It’s ad hominem all the way down

I have rarely been as physically repelled by another human being as I am by Trump. The person to whom I would compare him is Jimmy Savile, whose fake blond hair and predilection for bling are only the most superficial of many similarities. Sure, you wouldn’t catch Trump with a cigar in his mouth unless a prostitute had pissed on it first, but consider the gold. 

We’ll have a problem with verb tense here, so let’s stipulate the ever present trauma caused by both and stick to the present

Both are predators who happily boast about their predatory behaviour, knowing they were safe from consequences. Most importantly, both have been enabled by others, particularly in the media, who stood back and reaped the rewards of letting these men operate. Neither would be described as book smart or intellectual, but both have a kind of reptilian cunning that they use successfully to manipulate people.

Both make my skin creep, and I don’t just mean since we found out. I’m one hundred percent sure I’m not the only person who found Savile creepy, back in the 1960s and 1970s. Watching Top of the Pops with him on was like staring into a vortex of wrongness. I hate the fact that such wrongness is often termed Lovecraftian, as if that kind of horror is reserved for white supremacists, but there it is.

Savile rubbed up against Thatcher for the opportunities it gave him, and Trump of course is a plain vanilla fascist. It’s just a shame, isn’t it, that the internet cried wolf with their Hitler comparisons for so many years? Because when the real thing came along, everybody ignored it. 

What I’m most interested in, as a recovering Media Studies teacher, is the way that these predators were created by the media. Trump was given a platform by the producers of The Apprentice, and in spite of his clearly repellent personal qualities was allowed to develop his personal brand and then use it to spread his lies. Savile was protected and promoted by the BBC which it has since become clear was an organisation that repeatedly turned a blind eye to its many sexual predators, from Rolf Harris to Frank Bough. Saturday night “family” entertainment was so often given over to nonces that the mind boggles. “Following the accusations made against you, we have no option other than to give you your own prime time entertainment slot. You can go on before the Black and White Minstrel Show.”

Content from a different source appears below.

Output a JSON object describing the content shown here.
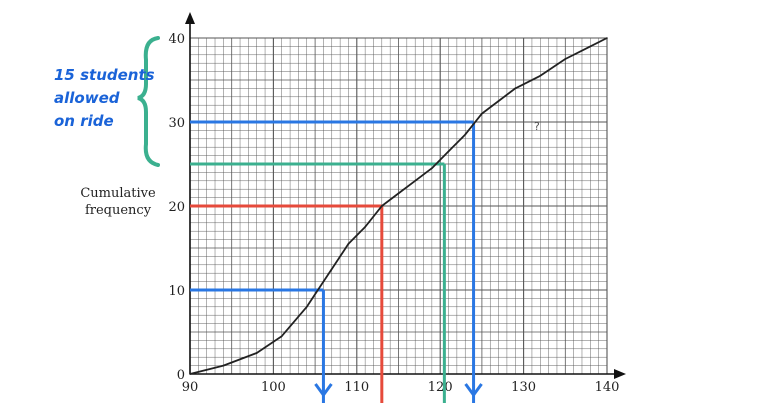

Trump’s media enablers extended into what we used to quaintly term “New Media”, and his fascist organisation was given a home on Twitter, Facebook, and other places where he could get access to the information-poor people who became his mob.

Last week’s Capitol putsch was the most predictable event since someone placed a marshmallow in front of a three year old with poor impulse control. Not only did people predict it, and see it coming, but the event was telegraphed in advance by the events organisers. Ever since, “Some very fine people on both sides,” this has been the obvious endgame. Even for the chronically short-of-memory, it has been on the cards ever since, “Stand back and stand by.”

So nobody was surprised, especially those whose job surely it is to watch political events unfold. And yet it happened. And was immediately followed by the tappety-tap-tap of paid opinion havers.

I can only conclude that as “shocked and appalled” as people have claimed to be, they wanted it to happen. Just as they wanted Savile on Jim’ll Fix It, just as they wanted Trump on The Apprentice. They wanted the rolling news, shocking-scenes-from-inside-the-capitol: for the ratings. For the clicks. For the engagement.

If Trump didn’t exist, it would have been necessary to invent him. Except, of course, that’s wrong: he is an invention. The big pink fake hair blinged up cartoon villain demanded by the insatiable appetite of the smiling beast that consumes us.